Not only is it more ethical, but a rights based approach to countering terrorism is more strategic
What is unforgivable is the erosion of moral authority in counterterrorism , the reason why there is a deeper issue, often unspoken. Notably, these words are only tarnished with the legitimacy of the global war on terror due to torture, extrajudicial killings, indefinite detentions, and racial profiling. Terrorism has not been eliminated by these abuses, but has, at times, been fed by them. These excesses are exploited by the extremists to justify their persecution narrative and recruit. Not only is it more ethical, but a rights based approach to countering terrorism is more strategic.

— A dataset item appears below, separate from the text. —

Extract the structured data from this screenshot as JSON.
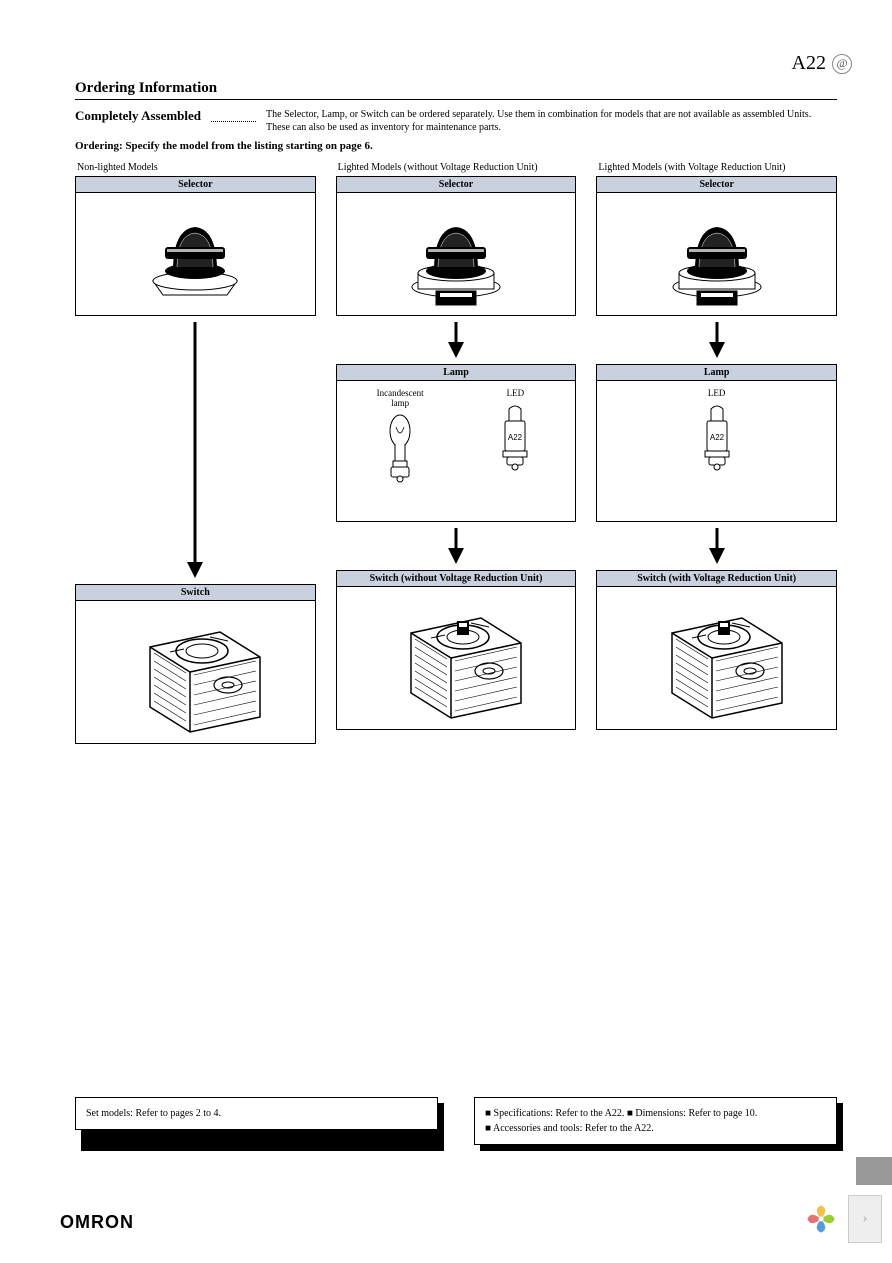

The task now is to construct a security model that is anticipatory, humane, and networked
We live in an age of militancy without borders, which is not a short phase. They hold no more of the old binaries: war and peace, internal and external, soldier and civilian. The task now is to construct a security model that is anticipatory, humane, and networked. That is part of the fight that understands the ideological and the inequalities that sustain them, and not just bombs and guns. And we’re fighting a war as much of narratives as we are a war of operations. In that war, resilience, dignity and justice are our best weapons. The question is not whether we will rid the world of every extremist or that we have never failed and will never fail but we can create societies where extremism will have no herd to feed upon.
Disclaimer: The opinions expressed in this article are solely those of the author. They do not represent the views, beliefs, or policies of the Stratheia.